For her, the attempts in the U.S. to confront its racist past over the summer had already raised the prospect of a “national renewal towards greater justice,” she said. “My hope is that the American people will overcome… There has been so much divisiveness in society in the time of Trump and Duterte, but we shouldn’t lose hope for better days and must not treat each other as the enemy. This is what authoritarian leaders or tyrants do: They pit the people against each other.”
The Deeper Rot
The work of making America a stronger democracy can’t be completed in 2020. And foreigners with the benefit of distance see big problems to address beyond Trump.
The broader GOP campaign to limit voting access and question government institutions and regulation predates the president. That makes this election a “tipping point” and not a shock to Tocci, the analyst and E.U. adviser.

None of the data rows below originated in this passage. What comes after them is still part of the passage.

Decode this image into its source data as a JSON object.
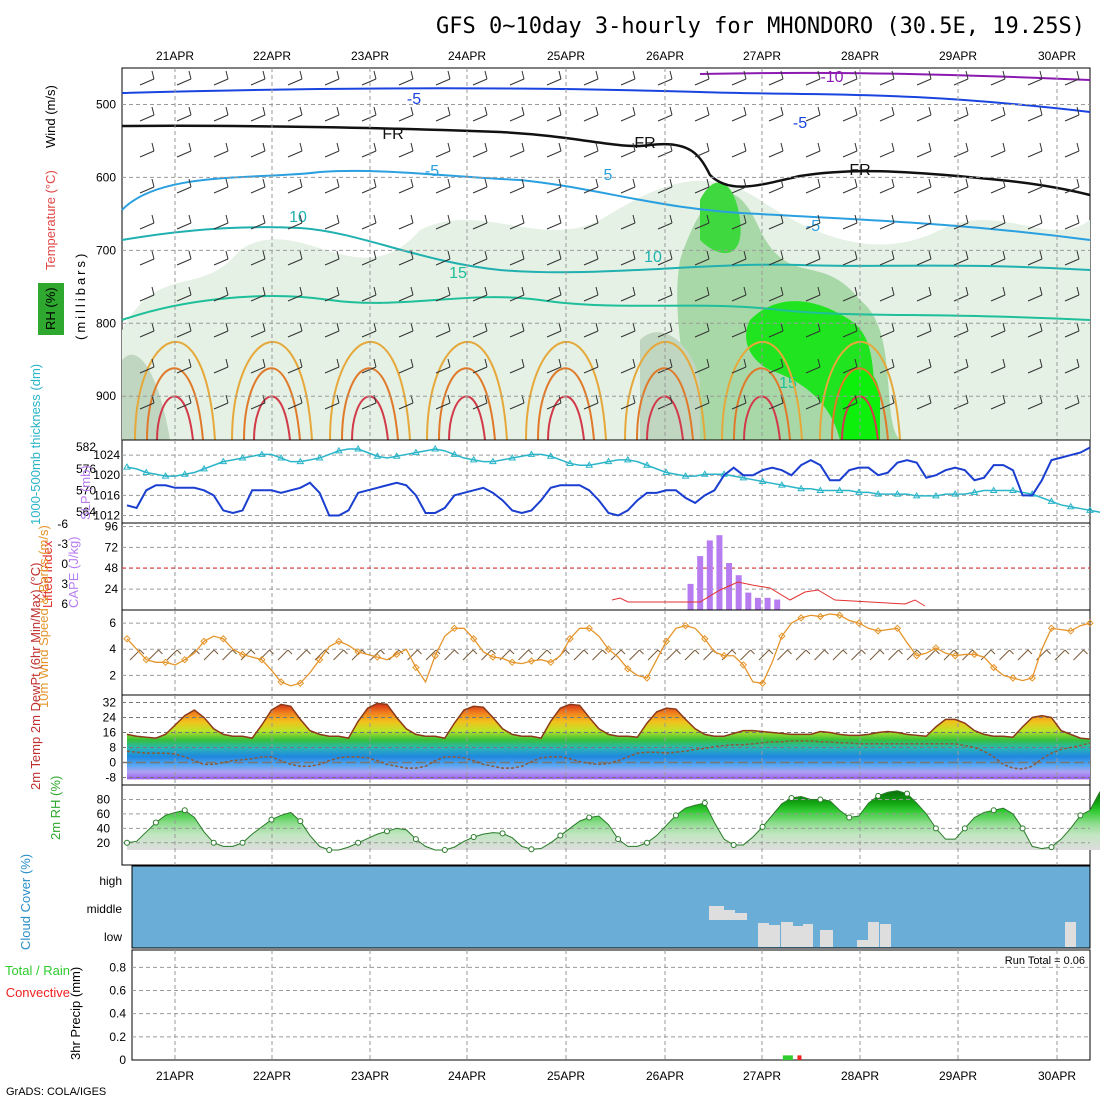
{
  "header": {
    "title": "GFS 0~10day 3-hourly for MHONDORO (30.5E, 19.25S)",
    "credit": "GrADS: COLA/IGES"
  },
  "colors": {
    "frame": "#000000",
    "grid": "#9a9a9a",
    "thickness": "#2ab5c8",
    "slp": "#1a3ed0",
    "cape": "#b77df0",
    "lifted_index": "#e23030",
    "wind_speed": "#e5952b",
    "rh_green": "#2ec62e",
    "cloud_bg": "#6aaed8",
    "cloud_block": "#dedede",
    "rain_total": "#2ecc2e",
    "rain_convective": "#ee2222"
  },
  "chart_data": [
    {
      "panel": "upper_air",
      "type": "heatmap",
      "x_labels": [
        "21APR",
        "22APR",
        "23APR",
        "24APR",
        "25APR",
        "26APR",
        "27APR",
        "28APR",
        "29APR",
        "30APR"
      ],
      "y_ticks": [
        500,
        600,
        700,
        800,
        900
      ],
      "y_range": [
        450,
        960
      ],
      "ylabel_parts": [
        "RH (%)",
        "Temperature (°C)",
        "Wind (m/s)",
        "(millibars)"
      ],
      "contour_labels": [
        "-10",
        "-5",
        "-5",
        "FR",
        "FR",
        "FR",
        "-5",
        "-5",
        "10",
        "10",
        "15",
        "15",
        "5"
      ]
    },
    {
      "panel": "thickness_slp",
      "type": "line",
      "ylabel_left": "1000-500mb thickness (dm)",
      "ylabel_right": "SLP (mb)",
      "y_ticks_thickness": [
        564,
        570,
        576,
        582
      ],
      "y_ticks_slp": [
        1012,
        1016,
        1020,
        1024
      ],
      "series": [
        {
          "name": "1000-500mb thickness (dm)",
          "values": [
            576.5,
            576,
            575,
            574.5,
            574,
            574,
            574.5,
            575,
            576,
            577,
            578,
            578.5,
            579,
            579.5,
            580,
            580,
            579,
            578,
            578,
            578.5,
            579,
            580,
            581,
            581.5,
            581.5,
            580.5,
            579.5,
            579,
            579.5,
            580,
            580.5,
            581,
            581.5,
            581,
            580,
            579,
            578.5,
            578,
            578,
            578.5,
            579,
            579.5,
            580,
            580,
            579.5,
            578.5,
            577.5,
            577,
            577,
            577.5,
            578,
            578.5,
            578.5,
            578,
            577,
            576,
            575,
            574.5,
            574,
            574,
            574.5,
            574.5,
            574.5,
            574,
            573.5,
            573,
            572.5,
            572,
            571.5,
            571,
            570.5,
            570.5,
            570,
            570,
            570,
            570,
            569.5,
            569.5,
            569,
            569,
            569,
            569,
            568.5,
            568.5,
            568.5,
            569,
            569,
            569,
            569.5,
            570,
            570,
            570,
            570,
            569.5,
            569,
            568,
            567,
            566,
            565.5,
            565,
            564.5,
            564,
            563.5,
            563.5
          ]
        },
        {
          "name": "SLP (mb)",
          "values": [
            1014,
            1013.5,
            1017,
            1018,
            1018,
            1017.5,
            1017.5,
            1017.5,
            1017,
            1016,
            1013,
            1012.5,
            1013,
            1017,
            1017,
            1017,
            1016.5,
            1017,
            1017.5,
            1018.5,
            1016.5,
            1012,
            1012,
            1013,
            1016.5,
            1017,
            1017.5,
            1018,
            1018.5,
            1018,
            1016,
            1012.5,
            1012.5,
            1013.5,
            1016,
            1016.5,
            1017,
            1017.5,
            1016.5,
            1015,
            1013,
            1012.5,
            1013,
            1015,
            1017.5,
            1018,
            1018,
            1018,
            1017,
            1015,
            1012.5,
            1012,
            1013,
            1015,
            1016.5,
            1016.5,
            1017,
            1017,
            1015.5,
            1014.5,
            1016,
            1017,
            1020,
            1021.5,
            1020,
            1020,
            1021,
            1021.5,
            1021,
            1020,
            1022,
            1023,
            1022,
            1019,
            1019,
            1021,
            1021.5,
            1021.5,
            1020,
            1020.5,
            1022.5,
            1023,
            1022.5,
            1019.5,
            1020,
            1021,
            1021.5,
            1021,
            1019,
            1019.5,
            1022,
            1022,
            1021,
            1016,
            1016,
            1019,
            1023,
            1023.5,
            1024,
            1024.5,
            1025.5
          ]
        }
      ]
    },
    {
      "panel": "cape_li",
      "type": "bar",
      "ylabel_left": "Lifted Index",
      "ylabel_right": "CAPE (J/kg)",
      "y_ticks_li": [
        "-6",
        "-3",
        "0",
        "3",
        "6"
      ],
      "y_ticks_cape": [
        24,
        48,
        72,
        96
      ],
      "x_index_start": 58,
      "series": [
        {
          "name": "CAPE (J/kg)",
          "values": [
            30,
            62,
            80,
            86,
            54,
            40,
            20,
            14,
            14,
            12,
            0,
            0,
            0
          ]
        }
      ]
    },
    {
      "panel": "wind10m",
      "type": "line",
      "ylabel": "10m Wind Speed & Barbs (m/s)",
      "y_ticks": [
        2,
        4,
        6
      ],
      "series": [
        {
          "name": "10m Wind Speed (m/s)",
          "values": [
            4.8,
            4,
            3.2,
            3,
            3,
            2.8,
            3.2,
            3.7,
            4.6,
            5,
            4.8,
            4,
            3.6,
            3.4,
            3.2,
            2.4,
            1.5,
            1.2,
            1.4,
            2.2,
            3.2,
            4.2,
            4.6,
            4.3,
            3.8,
            3.6,
            3.4,
            3.2,
            3.6,
            4,
            2.6,
            1.5,
            3.5,
            5,
            5.6,
            5.6,
            4.8,
            3.8,
            3.4,
            3.3,
            3,
            2.9,
            3.1,
            3.2,
            3,
            3.5,
            4.8,
            5.6,
            5.6,
            5,
            4,
            3.4,
            2.5,
            2,
            1.8,
            3.2,
            4.6,
            5.6,
            5.8,
            5.6,
            4.8,
            3.8,
            3.5,
            3.5,
            2.8,
            1.5,
            1.4,
            3,
            5,
            6,
            6.4,
            6.6,
            6.5,
            6.7,
            6.6,
            6.2,
            6,
            5.6,
            5.4,
            5.5,
            5.6,
            4.5,
            3.5,
            3.7,
            4.1,
            3.7,
            3.5,
            3.6,
            3.6,
            3.4,
            2.6,
            2,
            1.8,
            1.6,
            1.8,
            4,
            5.6,
            5.5,
            5.4,
            5.8,
            6
          ]
        }
      ]
    },
    {
      "panel": "temp2m",
      "type": "area",
      "ylabel": "2m Temp 2m DewPt (6hr Min/Max) (°C)",
      "y_ticks": [
        -8,
        0,
        8,
        16,
        24,
        32
      ],
      "series": [
        {
          "name": "2m Temp (°C)",
          "values": [
            15,
            14,
            13.5,
            13,
            15,
            20,
            25,
            28,
            24,
            18,
            15,
            14,
            14,
            13,
            20,
            28,
            31,
            30,
            23,
            17,
            15,
            14,
            14,
            13,
            22,
            29,
            31.5,
            31,
            24,
            18,
            15,
            14,
            14,
            13,
            21,
            28,
            30,
            29.5,
            24,
            18,
            15,
            14,
            14,
            13,
            22,
            29,
            31,
            30.5,
            24,
            18,
            15,
            14,
            14,
            13.5,
            21,
            27,
            29,
            28.5,
            23,
            18,
            15,
            14,
            14,
            15.5,
            17,
            17,
            16.5,
            16,
            15.5,
            15,
            15,
            15,
            16.5,
            16,
            15,
            14.5,
            14.5,
            15,
            16,
            16.5,
            16,
            15,
            14.5,
            14,
            19,
            23,
            23,
            21,
            17,
            15,
            14,
            14,
            13.5,
            19,
            24,
            25,
            24,
            17,
            15,
            13,
            12.5
          ]
        },
        {
          "name": "2m DewPt (°C)",
          "values": [
            6,
            5.5,
            5,
            5,
            5,
            4.5,
            3,
            1,
            -1,
            -1,
            0,
            1,
            1.5,
            2,
            3,
            3,
            1,
            -1,
            -2,
            -2,
            -1,
            1,
            2.5,
            3,
            3,
            2.5,
            1,
            -1,
            -2,
            -3,
            -3,
            -2,
            1,
            3,
            3,
            2.5,
            1,
            -1,
            -2,
            -3,
            -3,
            -2,
            0.5,
            2.5,
            3,
            3,
            2,
            0.5,
            -0.5,
            -1,
            -0.5,
            1,
            3,
            5,
            5.5,
            5.5,
            5,
            5.5,
            6,
            7,
            7.5,
            8.5,
            9,
            9.5,
            9.5,
            10,
            10.5,
            11,
            11,
            11.5,
            11.5,
            11.5,
            11,
            11,
            10.5,
            10.5,
            10,
            10,
            10,
            10,
            10,
            10,
            10,
            10,
            10,
            10,
            10,
            9,
            8,
            6,
            3,
            -1,
            -3,
            -3.5,
            -2,
            2,
            5,
            7,
            8,
            9,
            10.5
          ]
        }
      ]
    },
    {
      "panel": "rh2m",
      "type": "area",
      "ylabel": "2m RH (%)",
      "y_ticks": [
        20,
        40,
        60,
        80
      ],
      "series": [
        {
          "name": "2m RH (%)",
          "values": [
            20,
            22,
            35,
            48,
            58,
            62,
            65,
            55,
            35,
            20,
            15,
            15,
            20,
            32,
            42,
            52,
            58,
            62,
            50,
            30,
            15,
            10,
            10,
            14,
            20,
            26,
            32,
            36,
            40,
            38,
            25,
            15,
            10,
            10,
            14,
            22,
            28,
            32,
            34,
            33,
            27,
            15,
            11,
            12,
            20,
            30,
            40,
            50,
            55,
            57,
            45,
            25,
            15,
            15,
            20,
            30,
            44,
            58,
            68,
            72,
            75,
            48,
            25,
            17,
            17,
            28,
            42,
            58,
            74,
            82,
            84,
            80,
            80,
            78,
            65,
            55,
            57,
            75,
            85,
            90,
            92,
            88,
            75,
            60,
            40,
            25,
            25,
            40,
            55,
            62,
            65,
            68,
            60,
            40,
            15,
            12,
            14,
            25,
            40,
            58,
            65,
            90,
            70
          ]
        }
      ]
    },
    {
      "panel": "cloud_cover",
      "type": "bar",
      "ylabel": "Cloud Cover (%)",
      "y_ticks": [
        "high",
        "middle",
        "low"
      ]
    },
    {
      "panel": "precip",
      "type": "bar",
      "ylabel_left": "Total / Rain Convective",
      "ylabel": "3hr Precip (mm)",
      "y_ticks": [
        0,
        0.2,
        0.4,
        0.6,
        0.8
      ],
      "ylim": [
        0,
        0.95
      ],
      "run_total_label": "Run Total = 0.06",
      "series": [
        {
          "name": "Total / Rain",
          "x_index": 68,
          "value": 0.04
        },
        {
          "name": "Convective",
          "x_index": 69,
          "value": 0.04
        }
      ]
    }
  ]
}
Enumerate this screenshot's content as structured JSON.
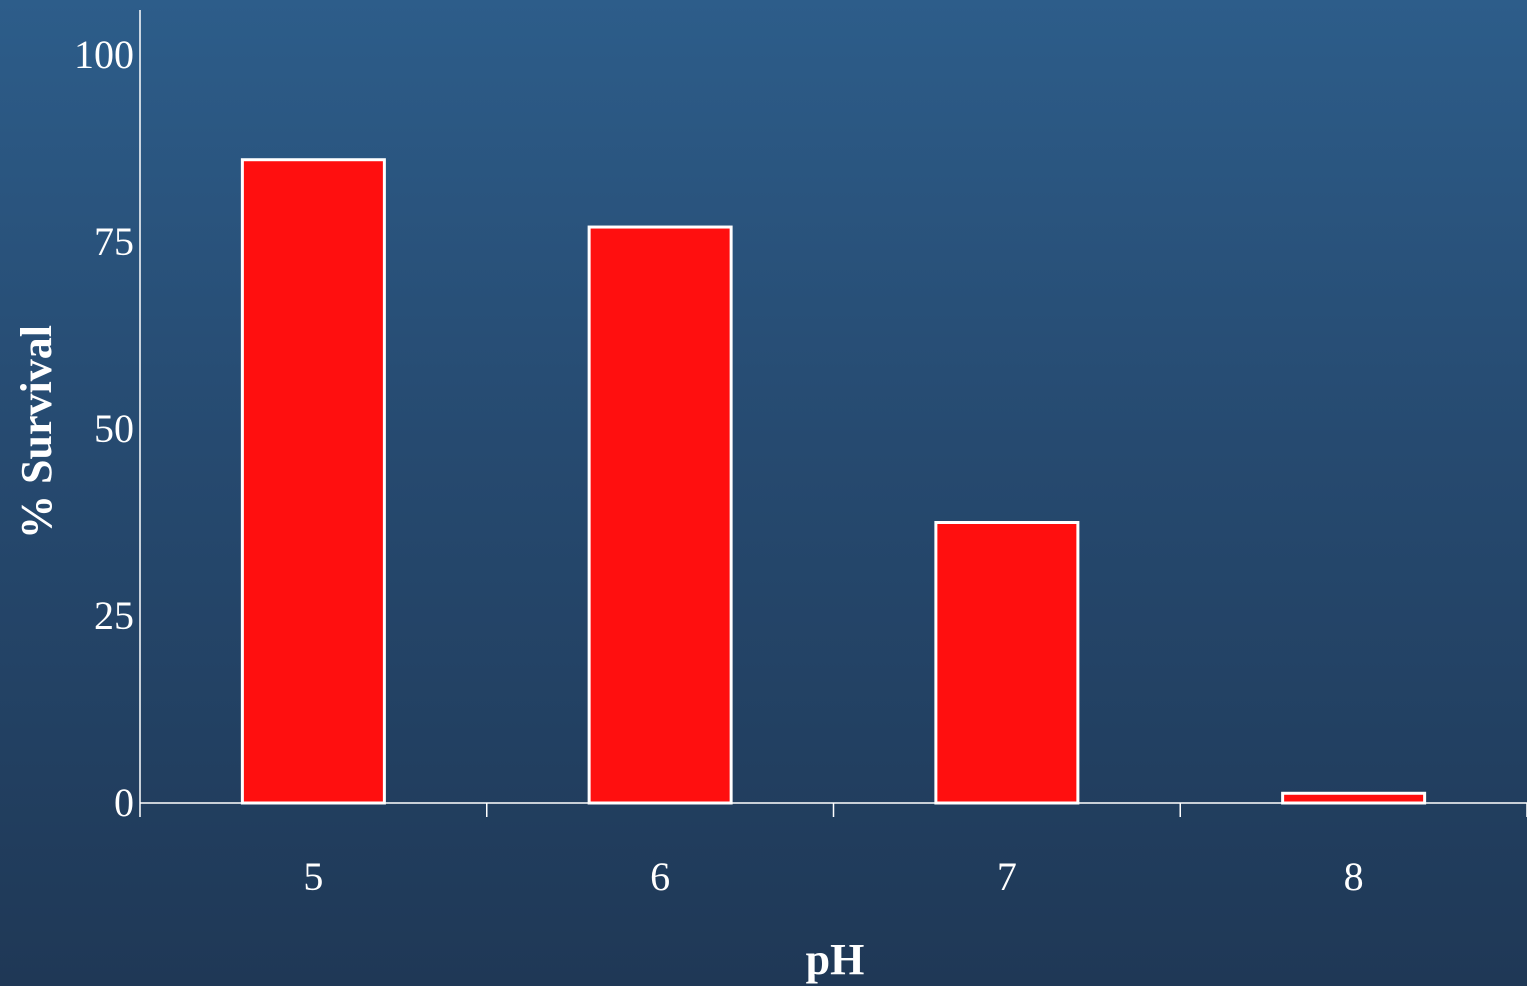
{
  "chart_data": {
    "type": "bar",
    "categories": [
      "5",
      "6",
      "7",
      "8"
    ],
    "values": [
      86,
      77,
      37.5,
      1.3
    ],
    "y_ticks": [
      "0",
      "25",
      "50",
      "75",
      "100"
    ],
    "xlabel": "pH",
    "ylabel": "% Survival",
    "ylim": [
      0,
      105
    ],
    "grid": false,
    "legend": "none",
    "colors": {
      "bar_fill": "#ff0f0f",
      "bar_stroke": "#ffffff",
      "axis": "#ffffff",
      "text": "#ffffff",
      "background_top": "#2d5d8a",
      "background_bottom": "#1f3856"
    }
  }
}
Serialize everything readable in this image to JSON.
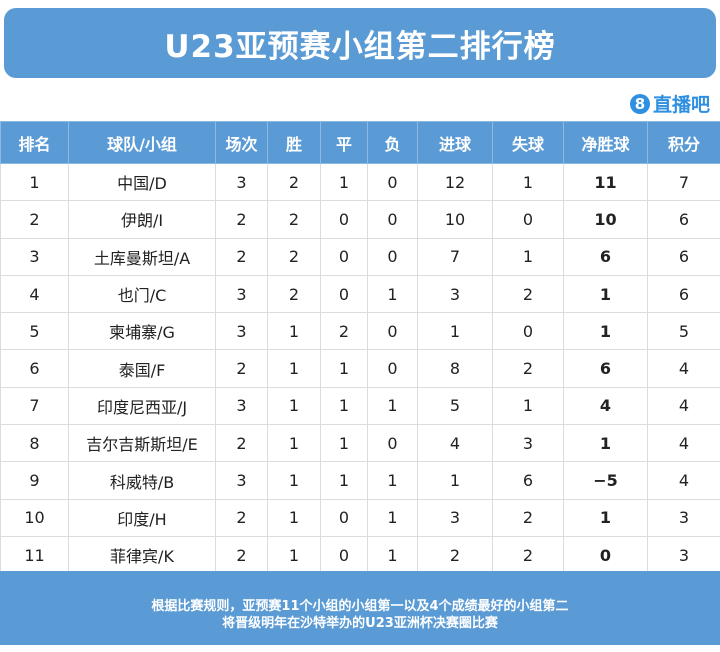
{
  "title": "U23亚预赛小组第二排行榜",
  "logo": {
    "mark": "8",
    "text": "直播吧"
  },
  "headers": [
    "排名",
    "球队/小组",
    "场次",
    "胜",
    "平",
    "负",
    "进球",
    "失球",
    "净胜球",
    "积分"
  ],
  "rows": [
    [
      "1",
      "中国/D",
      "3",
      "2",
      "1",
      "0",
      "12",
      "1",
      "11",
      "7"
    ],
    [
      "2",
      "伊朗/I",
      "2",
      "2",
      "0",
      "0",
      "10",
      "0",
      "10",
      "6"
    ],
    [
      "3",
      "土库曼斯坦/A",
      "2",
      "2",
      "0",
      "0",
      "7",
      "1",
      "6",
      "6"
    ],
    [
      "4",
      "也门/C",
      "3",
      "2",
      "0",
      "1",
      "3",
      "2",
      "1",
      "6"
    ],
    [
      "5",
      "柬埔寨/G",
      "3",
      "1",
      "2",
      "0",
      "1",
      "0",
      "1",
      "5"
    ],
    [
      "6",
      "泰国/F",
      "2",
      "1",
      "1",
      "0",
      "8",
      "2",
      "6",
      "4"
    ],
    [
      "7",
      "印度尼西亚/J",
      "3",
      "1",
      "1",
      "1",
      "5",
      "1",
      "4",
      "4"
    ],
    [
      "8",
      "吉尔吉斯斯坦/E",
      "2",
      "1",
      "1",
      "0",
      "4",
      "3",
      "1",
      "4"
    ],
    [
      "9",
      "科威特/B",
      "3",
      "1",
      "1",
      "1",
      "1",
      "6",
      "−5",
      "4"
    ],
    [
      "10",
      "印度/H",
      "2",
      "1",
      "0",
      "1",
      "3",
      "2",
      "1",
      "3"
    ],
    [
      "11",
      "菲律宾/K",
      "2",
      "1",
      "0",
      "1",
      "2",
      "2",
      "0",
      "3"
    ]
  ],
  "footer": [
    "根据比赛规则，亚预赛11个小组的小组第一以及4个成绩最好的小组第二",
    "将晋级明年在沙特举办的U23亚洲杯决赛圈比赛"
  ],
  "colors": {
    "header_bg": "#5b9bd5",
    "logo": "#2f8fe0"
  }
}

“We’re taking one step further on the path that the Republican Party has been on that essentially means abdicating democracy. It’s the straw that breaks the camel’s back,” she said.
A recent report from the progressive group Take Back The Court described how even after a Biden win, a strong conservative majority on the Supreme Court could reject Democratic-led attempts to counter voter purges and the practice of drawing legislative districts along partisan lines, a major factor in the increasing extremism of elected officials.
It’s also unclear how far Trump’s opponents would go to tackle how U.S. foreign policy contributes to destructive trends at home like xenophobia, disdain for human rights standards and executive overreach.
Under President Barack Obama, the U.S. expanded its defense ties to the Philippines ― a relationship Trump and Duterte consolidated even as the Philippine leader led a “war on drugs” that killed more than 10,000 people, Fontanos noted. Additionally, Obama crafted the Trans-Pacific Partnership, an expansive trade deal that activists in her country and its neighbors saw as “anti-environment, anti-poor and anti-worker” ― and that she believes Biden would revive. (Biden championed the agreement during the Obama administration but now says he would not join it as it stands and would renegotiate it.)
“What we need is for leaders in the Philippines and the U.S. to realize how something like the [deal allowing military exercises in the Philippines] enables continued American imperialism,” Fontantos said.
And defeating Trump doesn’t mean defeating all the forces interested in a more authoritarian direction for global politics.
“If Joe Biden wins, the radical right narrative would be emboldened to claim that the leftist Democrats… and the globalists seized power,” said Layanage, the researcher on European right-wing extremism. “Given how far and wide these strange belief systems have already circulated… Biden’s win will present him with wider challenges as a leader of a beleaguered democracy.”
In places where coronavirus concerns have already been used as a cover for more autocratic measures to control people, like parts of Latin America, the path to greater freedom extends well beyond the U.S. election.
“Having Biden as president and beating Trump is going to send a positive signal about the perils of populism and of challenging democratic institutions, but it doesn’t mean that everybody in the region is going to listen to it,” Pérez said.